If an additional rate applies, it's important you are completely transparent with the client about this before the project work even takes place.
This is usually a flat rate based upon the months spent working on a project.
This could either be a one-off or rolling month by month, depending on the needs of the project and the type of agreement you have with the client.
- You're covered for the entire month.
- Gives more of an opportunity to build a great relationship with the client.
- Ability to decide what your working days look like.
- May be difficult to find the time to work on other projects at the same time.
- Can be a little trickier to secure monthly retainers as a payment method.
- Possible scope for never-ending revisions is quite high.
Things to consider with monthly retainers.
What do your working days look like?
Does your agreement require you to clock in and report to the client on a daily basis? Or will you opt for a working week with slightly less days to provide more time for other activities?
Or will you opt to provide work and have check-ins based on a particular structure as opposed to day in and out?
Not making sense? Let's take this scenario for example:
Let's say you start working on a project June 1st - predicted to finish by August 1st.
For example, by the day could look like:
Working hours: 10am - 5pm Weekdays
Feedback Meetings every Monday & Friday.
Completely based on the process could look like:
Concept & Strategy Board Feedback Session: First week
Check-in: Second week
First Draft: Third week
Both methods have some sort of structure, but they're based on different variables.
One is based on a set routine, whereas the other is defined by the project process. Give some thought to which of these structures may be a suitable fit for your working style.
Establish a revision cap.
This should be in place regardless of the set up and can generally be decreased through the hosting of discovery sessions at the start of a project. However there may still be the potential for never-ending revisions.

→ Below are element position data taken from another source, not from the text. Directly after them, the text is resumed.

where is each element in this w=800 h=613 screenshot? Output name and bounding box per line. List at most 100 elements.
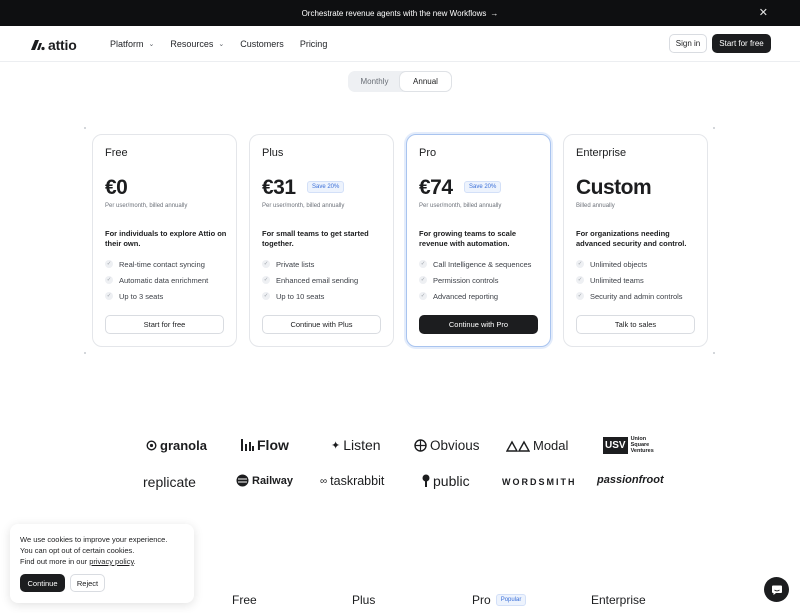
feature-label: Call Intelligence & sequences bbox=[433, 259, 532, 269]
feature-item: ✓ Permission controls bbox=[419, 272, 531, 288]
attio-logo[interactable]: attio bbox=[31, 37, 77, 53]
start-for-free-button[interactable]: Start for free bbox=[712, 34, 771, 53]
plan-price: €74 bbox=[419, 176, 453, 199]
check-icon: ✓ bbox=[262, 276, 270, 284]
save-badge: Save 20% bbox=[464, 181, 502, 193]
cookie-reject-button[interactable]: Reject bbox=[70, 574, 105, 592]
check-icon: ✓ bbox=[105, 260, 113, 268]
feature-label: Advanced reporting bbox=[433, 291, 499, 301]
usv-line-3: Ventures bbox=[630, 448, 654, 454]
decorative-dot bbox=[713, 127, 715, 129]
feature-item: ✓ Up to 3 seats bbox=[105, 288, 208, 304]
logo-wordsmith: WORDSMITH bbox=[502, 477, 577, 487]
feature-item: ✓ Automatic data enrichment bbox=[105, 272, 208, 288]
feature-item: ✓ Real-time contact syncing bbox=[105, 256, 208, 272]
logo-obvious: Obvious bbox=[414, 438, 480, 453]
cookie-line-prefix: Find out more in our bbox=[20, 557, 90, 566]
usv-mark: USV bbox=[603, 436, 628, 454]
arrow-right-icon: → bbox=[490, 8, 499, 18]
popular-badge: Popular bbox=[495, 594, 527, 606]
logo-text: passionfroot bbox=[597, 474, 664, 486]
continue-with-pro-button[interactable]: Continue with Pro bbox=[419, 315, 538, 334]
cookie-line: You can opt out of certain cookies. bbox=[20, 546, 135, 555]
announcement-text[interactable]: Orchestrate revenue agents with the new … bbox=[302, 9, 487, 18]
feature-label: Permission controls bbox=[433, 275, 499, 285]
menu-pricing[interactable]: Pricing bbox=[300, 39, 328, 49]
plan-billing-note: Per user/month, billed annually bbox=[262, 203, 345, 209]
compare-column-enterprise: Enterprise bbox=[591, 593, 646, 607]
feature-item: ✓ Security and admin controls bbox=[576, 288, 683, 304]
attio-mark-icon bbox=[31, 40, 45, 51]
logo-text: Listen bbox=[343, 437, 381, 453]
chevron-down-icon: ⌄ bbox=[218, 41, 225, 48]
plan-features: ✓ Real-time contact syncing ✓ Automatic da… bbox=[105, 256, 208, 304]
start-for-free-plan-button[interactable]: Start for free bbox=[105, 315, 224, 334]
billing-option-annual[interactable]: Annual bbox=[400, 72, 451, 91]
feature-item: ✓ Advanced reporting bbox=[419, 288, 531, 304]
menu-resources[interactable]: Resources ⌄ bbox=[170, 39, 224, 49]
logo-taskrabbit: ∞ taskrabbit bbox=[320, 474, 384, 488]
plan-billing-note: Per user/month, billed annually bbox=[105, 203, 188, 209]
feature-label: Automatic data enrichment bbox=[119, 275, 209, 285]
railway-mark-icon bbox=[236, 474, 249, 487]
listen-mark-icon: ✦ bbox=[331, 439, 341, 452]
plan-card-pro: Pro €74 Save 20% Per user/month, billed … bbox=[406, 134, 551, 347]
plan-card-free: Free €0 Per user/month, billed annually … bbox=[92, 134, 237, 347]
menu-label: Resources bbox=[170, 39, 214, 49]
feature-item: ✓ Call Intelligence & sequences bbox=[419, 256, 531, 272]
feature-item: ✓ Unlimited objects bbox=[576, 256, 683, 272]
feature-label: Up to 10 seats bbox=[276, 291, 325, 301]
check-icon: ✓ bbox=[576, 292, 584, 300]
compare-column-free: Free bbox=[232, 593, 257, 607]
check-icon: ✓ bbox=[419, 276, 427, 284]
privacy-policy-link[interactable]: privacy policy bbox=[89, 557, 133, 566]
flow-bars-icon bbox=[241, 439, 254, 451]
logo-text: Modal bbox=[533, 438, 569, 453]
feature-label: Unlimited teams bbox=[590, 275, 644, 285]
menu-label: Customers bbox=[240, 39, 284, 49]
check-icon: ✓ bbox=[419, 260, 427, 268]
cookie-line: Find out more in our privacy policy. bbox=[20, 556, 167, 567]
taskrabbit-mark-icon: ∞ bbox=[320, 475, 328, 487]
menu-label: Pricing bbox=[299, 39, 328, 49]
feature-label: Up to 3 seats bbox=[119, 291, 164, 301]
chat-launcher-button[interactable] bbox=[764, 577, 789, 602]
chat-bubble-icon bbox=[771, 585, 782, 595]
plan-price: €0 bbox=[105, 176, 128, 199]
decorative-dot bbox=[713, 352, 715, 354]
check-icon: ✓ bbox=[105, 292, 113, 300]
sign-in-button[interactable]: Sign in bbox=[669, 34, 707, 53]
feature-label: Private lists bbox=[276, 259, 315, 269]
close-icon[interactable]: ✕ bbox=[759, 6, 768, 19]
plan-billing-note: Billed annually bbox=[576, 203, 615, 209]
cookie-continue-button[interactable]: Continue bbox=[20, 574, 65, 592]
talk-to-sales-button[interactable]: Talk to sales bbox=[576, 315, 695, 334]
granola-mark-icon bbox=[146, 440, 157, 451]
plan-price: Custom bbox=[576, 176, 652, 199]
modal-mark-icon bbox=[506, 440, 530, 452]
menu-label: Platform bbox=[110, 39, 144, 49]
plan-name: Free bbox=[105, 147, 128, 159]
plan-billing-note: Per user/month, billed annually bbox=[419, 203, 502, 209]
plan-description: For individuals to explore Attio on thei… bbox=[105, 229, 227, 248]
logo-text: taskrabbit bbox=[330, 474, 385, 488]
menu-platform[interactable]: Platform ⌄ bbox=[110, 39, 154, 49]
decorative-dot bbox=[84, 127, 86, 129]
logo-granola: granola bbox=[146, 438, 207, 453]
plan-price: €31 bbox=[262, 176, 296, 199]
compare-column-pro: Pro Popular bbox=[472, 593, 527, 607]
check-icon: ✓ bbox=[576, 260, 584, 268]
cookie-banner: We use cookies to improve your experienc… bbox=[10, 524, 194, 603]
logo-passionfroot: passionfroot bbox=[597, 474, 664, 486]
logo-usv: USV Union Square Ventures bbox=[603, 436, 654, 454]
check-icon: ✓ bbox=[419, 292, 427, 300]
billing-option-monthly[interactable]: Monthly bbox=[349, 72, 400, 91]
logo-text: Obvious bbox=[430, 438, 480, 453]
menu-customers[interactable]: Customers bbox=[240, 39, 284, 49]
announcement-bar[interactable]: Orchestrate revenue agents with the new … bbox=[0, 0, 800, 26]
obvious-mark-icon bbox=[414, 439, 427, 452]
logo-replicate: replicate bbox=[143, 474, 196, 490]
continue-with-plus-button[interactable]: Continue with Plus bbox=[262, 315, 381, 334]
cookie-line-suffix: . bbox=[133, 557, 136, 566]
billing-toggle: Monthly Annual bbox=[348, 71, 452, 92]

Especially during long-term projects.
Those endless revisions can easily bleed into your breaks and cause you work a tonne of overtime you hadn't originally banked on.
Make sure these revision caps are clearly communicated to the client from the start.
If you're going to be working with your client for at least a month, it would be a great idea to try and get to know more about them. The more you know about someone and what their goals are, the stronger and better suited the outcome is likely to be.
Key points to remember:
- Make sure you are incorporating potential value and experience in some way.
- That you are covered for your expenses and costs.
- That there is transparency on both ends with crystal clear paperwork.
- Consider the clients' potential to gain commercially and factor this in.